VDP on HP 3He MRI in asthma is predictive of exacerbation frequency over a two-year period following imaging, and these models are further improved by incorporating records of recent severe exacerbation. These results provide further evidence for VDP as a possible clinical biomarker of propensity for severe outcomes in asthma.

Acknowledgements

The authors would like to acknowledge funding from RO1 HL115118 and U10 HL109168, as well as funding from GE Healthcare for MRI research at UW-Madison.

References

1. D. G. Mummy et al., “Ventilation defect percent in helium-3 magnetic resonance imaging as a biomarker of severe outcomes in asthma,” J. Allergy Clin. Immunol., vol. 141, no. 3, pp. 1140-1141. e4, 2018.

2. D. Mummy et al., “High Ventilation Percent on Hyperpolarized Helium-3 MRI is Associated with Reduced One-Year Risk of Asthma Exacerbation,” ISMRM 2018, Abstract 4463

3. W. Zha et al. “Regional heterogeneity of lobar ventilation in asthma using hyperpolarized helium-3 MRI.” Academic radiology 25.2 (2018): 169-178.

Figures

Table 1. Spearman’s correlation between VDP and clinical measures of lung functions and inflammatory response.
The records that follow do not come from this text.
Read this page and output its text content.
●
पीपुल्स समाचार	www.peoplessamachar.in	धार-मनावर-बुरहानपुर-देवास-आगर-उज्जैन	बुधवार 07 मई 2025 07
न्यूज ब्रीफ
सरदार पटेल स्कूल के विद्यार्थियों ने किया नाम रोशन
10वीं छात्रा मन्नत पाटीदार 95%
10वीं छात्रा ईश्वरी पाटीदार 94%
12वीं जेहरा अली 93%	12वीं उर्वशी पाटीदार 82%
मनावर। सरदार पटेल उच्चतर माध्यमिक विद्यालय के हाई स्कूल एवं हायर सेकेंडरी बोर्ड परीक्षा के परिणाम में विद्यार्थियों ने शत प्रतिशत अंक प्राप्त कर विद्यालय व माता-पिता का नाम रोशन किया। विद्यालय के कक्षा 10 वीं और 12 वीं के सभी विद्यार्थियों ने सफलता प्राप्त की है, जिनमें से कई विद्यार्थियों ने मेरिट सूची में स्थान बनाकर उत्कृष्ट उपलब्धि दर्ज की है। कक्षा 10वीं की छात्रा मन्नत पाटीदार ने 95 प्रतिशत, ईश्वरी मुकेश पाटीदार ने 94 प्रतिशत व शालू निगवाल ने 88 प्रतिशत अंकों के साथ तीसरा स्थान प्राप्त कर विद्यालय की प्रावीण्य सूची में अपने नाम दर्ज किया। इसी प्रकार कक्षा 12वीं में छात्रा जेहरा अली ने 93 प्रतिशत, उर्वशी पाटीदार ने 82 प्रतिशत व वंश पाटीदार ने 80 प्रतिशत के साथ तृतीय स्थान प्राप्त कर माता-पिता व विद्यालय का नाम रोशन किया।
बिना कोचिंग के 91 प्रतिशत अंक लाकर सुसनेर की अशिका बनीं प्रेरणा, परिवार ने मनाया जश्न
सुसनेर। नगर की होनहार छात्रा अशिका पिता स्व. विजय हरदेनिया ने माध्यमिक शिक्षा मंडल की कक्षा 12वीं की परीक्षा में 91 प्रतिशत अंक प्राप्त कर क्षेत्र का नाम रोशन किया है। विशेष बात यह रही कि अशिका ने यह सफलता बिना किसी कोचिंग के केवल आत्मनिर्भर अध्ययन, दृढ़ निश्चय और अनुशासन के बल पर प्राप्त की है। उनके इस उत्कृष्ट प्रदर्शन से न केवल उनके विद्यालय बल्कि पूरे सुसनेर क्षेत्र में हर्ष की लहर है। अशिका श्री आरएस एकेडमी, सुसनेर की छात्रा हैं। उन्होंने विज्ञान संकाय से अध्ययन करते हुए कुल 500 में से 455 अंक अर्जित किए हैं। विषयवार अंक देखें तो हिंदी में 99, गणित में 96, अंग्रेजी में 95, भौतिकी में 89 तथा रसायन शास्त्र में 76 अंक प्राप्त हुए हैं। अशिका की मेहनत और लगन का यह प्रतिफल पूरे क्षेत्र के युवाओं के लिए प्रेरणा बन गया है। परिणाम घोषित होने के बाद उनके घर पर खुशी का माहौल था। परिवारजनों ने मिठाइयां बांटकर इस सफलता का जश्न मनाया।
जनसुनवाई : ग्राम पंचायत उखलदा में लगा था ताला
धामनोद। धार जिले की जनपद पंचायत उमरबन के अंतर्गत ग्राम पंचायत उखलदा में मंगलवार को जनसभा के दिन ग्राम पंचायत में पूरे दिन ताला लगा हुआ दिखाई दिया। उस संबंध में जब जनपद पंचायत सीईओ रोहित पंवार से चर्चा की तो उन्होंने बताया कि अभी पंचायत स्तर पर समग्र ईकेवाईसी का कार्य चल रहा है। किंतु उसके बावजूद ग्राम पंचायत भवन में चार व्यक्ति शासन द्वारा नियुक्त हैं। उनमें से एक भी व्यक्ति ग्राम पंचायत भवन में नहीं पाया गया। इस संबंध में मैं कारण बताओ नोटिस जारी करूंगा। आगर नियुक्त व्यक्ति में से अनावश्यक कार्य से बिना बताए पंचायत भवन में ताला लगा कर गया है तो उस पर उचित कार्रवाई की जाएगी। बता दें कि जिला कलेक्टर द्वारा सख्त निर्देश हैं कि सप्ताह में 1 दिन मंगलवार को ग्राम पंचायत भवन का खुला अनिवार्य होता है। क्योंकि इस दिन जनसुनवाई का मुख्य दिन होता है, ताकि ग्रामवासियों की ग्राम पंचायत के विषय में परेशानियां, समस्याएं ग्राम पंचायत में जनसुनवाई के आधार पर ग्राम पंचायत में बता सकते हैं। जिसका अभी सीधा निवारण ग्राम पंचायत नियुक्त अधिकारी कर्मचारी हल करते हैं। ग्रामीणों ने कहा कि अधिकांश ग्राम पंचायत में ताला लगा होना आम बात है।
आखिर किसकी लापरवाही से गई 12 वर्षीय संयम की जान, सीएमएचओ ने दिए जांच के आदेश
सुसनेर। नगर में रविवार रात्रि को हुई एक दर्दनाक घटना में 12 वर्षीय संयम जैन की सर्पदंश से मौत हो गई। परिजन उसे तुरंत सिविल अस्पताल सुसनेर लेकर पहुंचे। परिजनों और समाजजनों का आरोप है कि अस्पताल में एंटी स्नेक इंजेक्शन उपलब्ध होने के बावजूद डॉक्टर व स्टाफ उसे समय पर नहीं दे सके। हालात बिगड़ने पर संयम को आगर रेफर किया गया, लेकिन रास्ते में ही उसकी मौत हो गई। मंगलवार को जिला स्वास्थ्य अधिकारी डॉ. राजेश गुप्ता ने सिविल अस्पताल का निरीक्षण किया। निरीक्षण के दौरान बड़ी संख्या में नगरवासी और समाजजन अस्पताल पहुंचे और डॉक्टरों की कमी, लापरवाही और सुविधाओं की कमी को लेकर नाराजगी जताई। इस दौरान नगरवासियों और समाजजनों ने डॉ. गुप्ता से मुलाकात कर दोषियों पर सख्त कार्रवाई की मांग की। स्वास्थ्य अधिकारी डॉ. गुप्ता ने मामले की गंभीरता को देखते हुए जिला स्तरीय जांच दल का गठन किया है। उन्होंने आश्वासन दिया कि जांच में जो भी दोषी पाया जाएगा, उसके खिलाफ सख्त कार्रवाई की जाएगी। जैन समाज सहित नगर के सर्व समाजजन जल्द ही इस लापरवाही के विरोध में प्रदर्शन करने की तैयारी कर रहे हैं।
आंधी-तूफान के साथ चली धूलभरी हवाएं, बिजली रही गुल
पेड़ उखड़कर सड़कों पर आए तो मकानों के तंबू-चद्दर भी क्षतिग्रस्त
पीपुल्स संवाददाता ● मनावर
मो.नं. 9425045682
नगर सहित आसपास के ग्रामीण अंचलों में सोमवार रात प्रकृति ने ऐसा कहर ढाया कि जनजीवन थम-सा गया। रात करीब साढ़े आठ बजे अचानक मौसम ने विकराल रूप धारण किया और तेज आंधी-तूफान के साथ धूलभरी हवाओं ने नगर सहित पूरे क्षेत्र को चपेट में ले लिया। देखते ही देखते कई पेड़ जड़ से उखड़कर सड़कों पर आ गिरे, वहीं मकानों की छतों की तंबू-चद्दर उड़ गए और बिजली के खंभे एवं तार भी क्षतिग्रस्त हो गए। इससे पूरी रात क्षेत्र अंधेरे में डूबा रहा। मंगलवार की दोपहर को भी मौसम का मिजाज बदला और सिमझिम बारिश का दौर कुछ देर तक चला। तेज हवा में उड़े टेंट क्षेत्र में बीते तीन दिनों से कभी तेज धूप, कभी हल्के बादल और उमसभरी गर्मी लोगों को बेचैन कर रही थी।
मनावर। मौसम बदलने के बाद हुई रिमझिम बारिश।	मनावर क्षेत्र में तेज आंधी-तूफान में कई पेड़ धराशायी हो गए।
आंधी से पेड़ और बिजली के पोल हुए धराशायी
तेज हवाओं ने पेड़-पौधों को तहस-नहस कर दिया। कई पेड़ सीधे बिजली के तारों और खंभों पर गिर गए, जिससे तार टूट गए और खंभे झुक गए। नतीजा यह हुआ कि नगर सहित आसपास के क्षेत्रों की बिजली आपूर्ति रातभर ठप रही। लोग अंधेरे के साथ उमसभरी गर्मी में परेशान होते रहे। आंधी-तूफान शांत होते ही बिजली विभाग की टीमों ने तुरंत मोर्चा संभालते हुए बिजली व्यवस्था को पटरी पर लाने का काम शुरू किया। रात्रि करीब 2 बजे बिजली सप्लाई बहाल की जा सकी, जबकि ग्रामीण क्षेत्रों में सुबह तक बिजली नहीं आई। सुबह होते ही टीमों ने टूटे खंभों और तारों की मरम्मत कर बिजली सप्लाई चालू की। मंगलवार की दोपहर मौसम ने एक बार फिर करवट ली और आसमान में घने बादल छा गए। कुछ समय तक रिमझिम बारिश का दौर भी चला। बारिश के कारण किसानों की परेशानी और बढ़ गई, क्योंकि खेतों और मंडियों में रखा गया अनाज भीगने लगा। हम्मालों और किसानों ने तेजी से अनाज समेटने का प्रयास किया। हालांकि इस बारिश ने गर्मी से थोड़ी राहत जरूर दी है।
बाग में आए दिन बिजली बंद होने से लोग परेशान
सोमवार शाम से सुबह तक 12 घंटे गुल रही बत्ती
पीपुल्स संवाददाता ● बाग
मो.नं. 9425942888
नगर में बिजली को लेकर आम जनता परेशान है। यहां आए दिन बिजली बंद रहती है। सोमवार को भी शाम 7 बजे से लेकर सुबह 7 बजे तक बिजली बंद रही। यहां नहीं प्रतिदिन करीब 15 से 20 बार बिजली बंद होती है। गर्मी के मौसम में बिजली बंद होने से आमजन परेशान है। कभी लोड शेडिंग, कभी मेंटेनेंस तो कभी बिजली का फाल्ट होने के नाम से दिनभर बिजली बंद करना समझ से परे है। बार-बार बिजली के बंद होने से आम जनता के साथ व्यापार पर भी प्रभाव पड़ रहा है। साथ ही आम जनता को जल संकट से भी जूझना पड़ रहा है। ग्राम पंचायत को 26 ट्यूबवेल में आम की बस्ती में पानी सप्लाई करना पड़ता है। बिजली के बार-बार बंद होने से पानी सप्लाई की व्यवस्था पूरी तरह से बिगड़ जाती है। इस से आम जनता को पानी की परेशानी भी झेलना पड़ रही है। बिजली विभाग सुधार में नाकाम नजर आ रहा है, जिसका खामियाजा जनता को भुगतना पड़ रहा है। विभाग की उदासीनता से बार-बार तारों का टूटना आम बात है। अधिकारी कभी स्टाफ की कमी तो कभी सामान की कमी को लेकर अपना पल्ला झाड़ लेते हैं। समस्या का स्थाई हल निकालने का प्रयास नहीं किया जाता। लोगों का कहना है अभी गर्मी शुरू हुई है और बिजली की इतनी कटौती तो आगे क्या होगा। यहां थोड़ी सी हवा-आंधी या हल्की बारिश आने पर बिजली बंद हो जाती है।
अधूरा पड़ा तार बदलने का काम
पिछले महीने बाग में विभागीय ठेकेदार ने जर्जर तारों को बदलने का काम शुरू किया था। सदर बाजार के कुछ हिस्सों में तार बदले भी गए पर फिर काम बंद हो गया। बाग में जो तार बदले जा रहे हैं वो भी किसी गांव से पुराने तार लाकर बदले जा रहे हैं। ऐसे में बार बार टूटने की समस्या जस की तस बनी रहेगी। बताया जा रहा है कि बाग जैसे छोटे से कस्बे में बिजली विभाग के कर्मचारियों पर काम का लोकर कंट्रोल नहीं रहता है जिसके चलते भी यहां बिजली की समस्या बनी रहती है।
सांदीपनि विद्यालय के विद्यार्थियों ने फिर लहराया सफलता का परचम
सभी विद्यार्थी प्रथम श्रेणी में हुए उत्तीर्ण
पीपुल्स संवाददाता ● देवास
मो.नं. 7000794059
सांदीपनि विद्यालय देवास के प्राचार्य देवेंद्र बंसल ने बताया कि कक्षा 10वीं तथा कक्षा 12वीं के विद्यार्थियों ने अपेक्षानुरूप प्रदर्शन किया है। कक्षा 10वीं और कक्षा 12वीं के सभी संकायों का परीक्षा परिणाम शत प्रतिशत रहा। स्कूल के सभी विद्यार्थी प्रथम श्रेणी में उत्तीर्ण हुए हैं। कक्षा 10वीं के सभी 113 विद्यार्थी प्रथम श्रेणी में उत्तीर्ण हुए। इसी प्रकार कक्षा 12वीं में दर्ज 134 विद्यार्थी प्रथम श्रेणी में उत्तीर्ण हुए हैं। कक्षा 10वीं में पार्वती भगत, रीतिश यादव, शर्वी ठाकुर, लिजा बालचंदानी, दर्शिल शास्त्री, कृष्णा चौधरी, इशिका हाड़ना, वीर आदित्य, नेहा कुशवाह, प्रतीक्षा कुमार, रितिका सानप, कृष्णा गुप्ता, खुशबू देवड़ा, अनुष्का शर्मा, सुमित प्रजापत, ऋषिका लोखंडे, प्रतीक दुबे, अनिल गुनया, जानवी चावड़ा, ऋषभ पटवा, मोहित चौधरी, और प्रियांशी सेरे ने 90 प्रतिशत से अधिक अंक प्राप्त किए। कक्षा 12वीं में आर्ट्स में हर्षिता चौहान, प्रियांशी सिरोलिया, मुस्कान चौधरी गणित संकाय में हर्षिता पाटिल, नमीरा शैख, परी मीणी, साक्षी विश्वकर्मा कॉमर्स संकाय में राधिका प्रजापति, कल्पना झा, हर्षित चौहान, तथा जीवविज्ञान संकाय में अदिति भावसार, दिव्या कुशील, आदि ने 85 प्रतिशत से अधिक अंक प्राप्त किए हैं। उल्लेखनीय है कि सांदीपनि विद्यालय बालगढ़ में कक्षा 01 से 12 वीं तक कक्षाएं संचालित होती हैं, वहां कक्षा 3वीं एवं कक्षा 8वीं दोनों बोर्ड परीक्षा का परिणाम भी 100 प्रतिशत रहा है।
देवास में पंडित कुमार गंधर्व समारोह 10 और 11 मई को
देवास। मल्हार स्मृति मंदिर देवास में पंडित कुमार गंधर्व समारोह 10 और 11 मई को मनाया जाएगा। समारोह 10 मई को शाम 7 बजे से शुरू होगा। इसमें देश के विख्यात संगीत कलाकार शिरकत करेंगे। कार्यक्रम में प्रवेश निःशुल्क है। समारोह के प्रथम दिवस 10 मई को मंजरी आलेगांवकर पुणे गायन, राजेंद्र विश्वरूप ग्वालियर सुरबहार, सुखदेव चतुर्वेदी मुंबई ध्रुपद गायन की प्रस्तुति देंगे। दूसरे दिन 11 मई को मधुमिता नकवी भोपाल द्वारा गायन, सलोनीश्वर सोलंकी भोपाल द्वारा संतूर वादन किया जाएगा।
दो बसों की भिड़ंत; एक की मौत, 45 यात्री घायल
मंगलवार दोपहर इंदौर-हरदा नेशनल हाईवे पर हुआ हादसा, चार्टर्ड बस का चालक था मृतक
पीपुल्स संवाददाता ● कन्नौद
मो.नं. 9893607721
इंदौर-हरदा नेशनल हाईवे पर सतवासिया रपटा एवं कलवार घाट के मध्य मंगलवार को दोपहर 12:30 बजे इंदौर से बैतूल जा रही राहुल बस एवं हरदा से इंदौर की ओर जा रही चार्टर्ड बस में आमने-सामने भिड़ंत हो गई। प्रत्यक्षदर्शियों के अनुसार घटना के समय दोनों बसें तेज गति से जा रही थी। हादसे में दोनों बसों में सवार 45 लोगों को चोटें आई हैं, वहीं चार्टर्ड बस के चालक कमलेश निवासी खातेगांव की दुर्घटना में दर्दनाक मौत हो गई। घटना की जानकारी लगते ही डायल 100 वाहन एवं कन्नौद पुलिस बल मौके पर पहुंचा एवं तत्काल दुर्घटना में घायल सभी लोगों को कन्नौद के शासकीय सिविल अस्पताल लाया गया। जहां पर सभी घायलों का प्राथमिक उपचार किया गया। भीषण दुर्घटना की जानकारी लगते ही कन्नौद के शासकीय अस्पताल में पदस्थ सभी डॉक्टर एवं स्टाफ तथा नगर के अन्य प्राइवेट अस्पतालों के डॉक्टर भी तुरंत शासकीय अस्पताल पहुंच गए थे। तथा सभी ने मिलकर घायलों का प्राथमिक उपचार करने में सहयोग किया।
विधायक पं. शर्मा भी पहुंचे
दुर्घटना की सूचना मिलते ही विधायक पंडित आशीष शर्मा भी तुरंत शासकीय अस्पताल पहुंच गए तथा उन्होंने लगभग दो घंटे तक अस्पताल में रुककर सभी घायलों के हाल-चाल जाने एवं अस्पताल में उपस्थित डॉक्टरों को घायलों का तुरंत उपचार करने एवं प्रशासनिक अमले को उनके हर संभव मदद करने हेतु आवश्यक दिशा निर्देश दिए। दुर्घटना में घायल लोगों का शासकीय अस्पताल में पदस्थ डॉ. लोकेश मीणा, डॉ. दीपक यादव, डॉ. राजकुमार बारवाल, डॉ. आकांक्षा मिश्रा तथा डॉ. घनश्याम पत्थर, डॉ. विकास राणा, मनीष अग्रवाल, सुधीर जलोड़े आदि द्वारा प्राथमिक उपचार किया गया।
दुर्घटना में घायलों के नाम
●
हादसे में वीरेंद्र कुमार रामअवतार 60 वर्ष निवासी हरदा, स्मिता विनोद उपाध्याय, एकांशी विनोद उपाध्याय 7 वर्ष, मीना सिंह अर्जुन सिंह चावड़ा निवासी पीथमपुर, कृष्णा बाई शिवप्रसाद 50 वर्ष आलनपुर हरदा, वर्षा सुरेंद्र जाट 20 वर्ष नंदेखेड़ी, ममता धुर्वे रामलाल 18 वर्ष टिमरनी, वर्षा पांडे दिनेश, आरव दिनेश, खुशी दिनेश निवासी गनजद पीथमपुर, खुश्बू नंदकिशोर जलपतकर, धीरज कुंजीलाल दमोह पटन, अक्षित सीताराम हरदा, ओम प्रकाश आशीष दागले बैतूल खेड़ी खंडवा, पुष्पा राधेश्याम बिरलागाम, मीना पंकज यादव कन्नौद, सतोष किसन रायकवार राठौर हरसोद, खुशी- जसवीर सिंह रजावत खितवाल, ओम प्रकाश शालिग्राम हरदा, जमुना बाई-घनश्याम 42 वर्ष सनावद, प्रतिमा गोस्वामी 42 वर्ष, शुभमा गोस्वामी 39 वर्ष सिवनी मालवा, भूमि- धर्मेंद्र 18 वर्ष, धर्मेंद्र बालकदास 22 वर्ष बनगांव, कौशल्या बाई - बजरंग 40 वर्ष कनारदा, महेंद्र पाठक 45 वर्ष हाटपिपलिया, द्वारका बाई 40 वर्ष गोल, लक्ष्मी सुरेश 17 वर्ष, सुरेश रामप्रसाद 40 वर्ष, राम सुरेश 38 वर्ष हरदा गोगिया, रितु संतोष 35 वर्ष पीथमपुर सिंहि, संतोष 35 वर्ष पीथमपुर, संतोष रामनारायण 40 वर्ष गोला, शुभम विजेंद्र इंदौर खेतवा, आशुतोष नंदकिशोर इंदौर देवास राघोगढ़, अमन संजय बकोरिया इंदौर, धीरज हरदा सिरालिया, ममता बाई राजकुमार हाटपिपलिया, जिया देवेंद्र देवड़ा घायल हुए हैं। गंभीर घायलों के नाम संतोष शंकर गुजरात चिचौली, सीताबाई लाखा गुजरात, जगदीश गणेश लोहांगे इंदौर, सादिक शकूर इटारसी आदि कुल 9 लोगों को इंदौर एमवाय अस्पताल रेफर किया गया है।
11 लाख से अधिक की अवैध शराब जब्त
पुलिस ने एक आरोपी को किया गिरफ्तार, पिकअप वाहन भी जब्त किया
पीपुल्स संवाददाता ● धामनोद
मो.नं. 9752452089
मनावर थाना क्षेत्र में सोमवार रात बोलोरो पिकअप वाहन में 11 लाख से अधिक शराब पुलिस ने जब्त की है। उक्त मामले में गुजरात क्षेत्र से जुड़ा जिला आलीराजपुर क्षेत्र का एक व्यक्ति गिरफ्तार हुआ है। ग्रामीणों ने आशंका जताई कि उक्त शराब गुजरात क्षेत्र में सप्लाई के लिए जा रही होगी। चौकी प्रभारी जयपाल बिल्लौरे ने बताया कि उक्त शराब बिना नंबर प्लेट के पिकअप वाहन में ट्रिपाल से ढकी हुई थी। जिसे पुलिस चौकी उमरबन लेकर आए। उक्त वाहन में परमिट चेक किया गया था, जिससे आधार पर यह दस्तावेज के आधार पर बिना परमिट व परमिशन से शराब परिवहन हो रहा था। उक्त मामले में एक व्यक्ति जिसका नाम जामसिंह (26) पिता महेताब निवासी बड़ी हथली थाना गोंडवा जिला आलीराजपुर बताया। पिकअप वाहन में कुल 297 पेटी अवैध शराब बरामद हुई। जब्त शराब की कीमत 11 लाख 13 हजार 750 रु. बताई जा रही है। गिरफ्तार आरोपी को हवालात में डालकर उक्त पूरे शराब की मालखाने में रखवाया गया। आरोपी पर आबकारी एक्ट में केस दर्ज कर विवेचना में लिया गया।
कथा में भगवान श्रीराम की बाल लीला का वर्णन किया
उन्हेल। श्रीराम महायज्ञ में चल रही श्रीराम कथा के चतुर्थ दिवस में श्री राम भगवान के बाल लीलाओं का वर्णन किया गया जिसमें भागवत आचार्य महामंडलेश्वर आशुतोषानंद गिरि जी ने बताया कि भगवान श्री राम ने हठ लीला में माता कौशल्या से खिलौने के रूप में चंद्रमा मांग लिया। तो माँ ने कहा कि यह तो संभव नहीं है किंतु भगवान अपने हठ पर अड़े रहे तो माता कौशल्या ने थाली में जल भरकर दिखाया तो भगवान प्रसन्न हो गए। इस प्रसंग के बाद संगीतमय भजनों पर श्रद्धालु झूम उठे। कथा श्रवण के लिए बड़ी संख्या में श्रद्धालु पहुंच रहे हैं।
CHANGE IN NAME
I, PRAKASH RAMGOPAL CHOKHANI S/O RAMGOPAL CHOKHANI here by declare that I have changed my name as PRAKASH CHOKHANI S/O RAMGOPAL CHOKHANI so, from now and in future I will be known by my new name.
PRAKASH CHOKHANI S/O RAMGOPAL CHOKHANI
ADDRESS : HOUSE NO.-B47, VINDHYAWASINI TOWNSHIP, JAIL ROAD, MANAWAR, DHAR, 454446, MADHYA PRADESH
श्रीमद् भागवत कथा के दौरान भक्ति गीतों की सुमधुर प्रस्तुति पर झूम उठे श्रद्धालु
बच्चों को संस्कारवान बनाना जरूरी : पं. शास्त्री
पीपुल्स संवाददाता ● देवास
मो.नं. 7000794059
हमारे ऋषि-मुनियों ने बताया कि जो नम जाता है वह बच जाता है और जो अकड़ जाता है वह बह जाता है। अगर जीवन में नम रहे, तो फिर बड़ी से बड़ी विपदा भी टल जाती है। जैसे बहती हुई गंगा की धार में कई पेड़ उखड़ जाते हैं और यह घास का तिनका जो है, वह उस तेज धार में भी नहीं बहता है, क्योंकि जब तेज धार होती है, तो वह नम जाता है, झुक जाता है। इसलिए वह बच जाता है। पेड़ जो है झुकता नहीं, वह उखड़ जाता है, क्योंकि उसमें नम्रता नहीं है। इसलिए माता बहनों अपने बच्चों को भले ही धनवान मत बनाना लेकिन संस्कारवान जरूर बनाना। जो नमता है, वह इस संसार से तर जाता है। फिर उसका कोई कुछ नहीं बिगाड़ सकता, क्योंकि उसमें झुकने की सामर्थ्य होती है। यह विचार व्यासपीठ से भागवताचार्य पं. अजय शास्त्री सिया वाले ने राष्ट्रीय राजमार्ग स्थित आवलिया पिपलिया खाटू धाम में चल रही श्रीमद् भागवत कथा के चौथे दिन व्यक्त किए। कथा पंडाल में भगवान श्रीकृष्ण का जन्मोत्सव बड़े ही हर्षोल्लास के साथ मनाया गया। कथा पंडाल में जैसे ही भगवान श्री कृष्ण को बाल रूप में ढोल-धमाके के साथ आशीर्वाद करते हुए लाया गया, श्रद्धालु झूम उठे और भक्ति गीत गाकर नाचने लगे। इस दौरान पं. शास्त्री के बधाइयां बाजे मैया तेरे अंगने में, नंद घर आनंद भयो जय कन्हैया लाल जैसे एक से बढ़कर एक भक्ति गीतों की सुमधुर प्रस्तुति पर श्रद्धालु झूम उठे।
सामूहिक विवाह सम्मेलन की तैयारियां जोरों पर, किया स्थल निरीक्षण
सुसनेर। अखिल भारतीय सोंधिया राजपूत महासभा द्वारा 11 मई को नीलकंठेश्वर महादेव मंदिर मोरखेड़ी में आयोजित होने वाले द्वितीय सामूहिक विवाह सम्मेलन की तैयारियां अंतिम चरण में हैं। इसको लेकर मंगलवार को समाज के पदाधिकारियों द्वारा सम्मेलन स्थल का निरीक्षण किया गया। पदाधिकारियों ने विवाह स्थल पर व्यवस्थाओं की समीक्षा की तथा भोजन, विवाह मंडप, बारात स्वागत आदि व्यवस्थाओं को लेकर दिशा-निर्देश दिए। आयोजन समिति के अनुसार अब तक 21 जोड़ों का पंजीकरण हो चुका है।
Figure 1. Violin plot of 2-year exacerbation frequency for subjects above and below the VDP threshold of 4.28%. Subjects above the threshold experienced a median of 1.5 exacerbations vs. zero exacerbations for subjects below the threshold (p = 0.0007).

Figure 2. Number of exacerbations (means with 95% CIs) stratified using VDP threshold of 4.28% (Low/High) and previous exacerbation (Yes/No) in the year prior to imaging. Subjects with history of exacerbation and/or elevated VDP had increased exacerbation frequency following imaging relative to subjects with low VDP and no history of recent exacerbation shown on the far left.

Figure 3. Model-based decision tree for assessing exacerbation propensity based on history of exacerbation and VDP. Median two-year exacerbation frequency following imaging are shown for the three subgroups.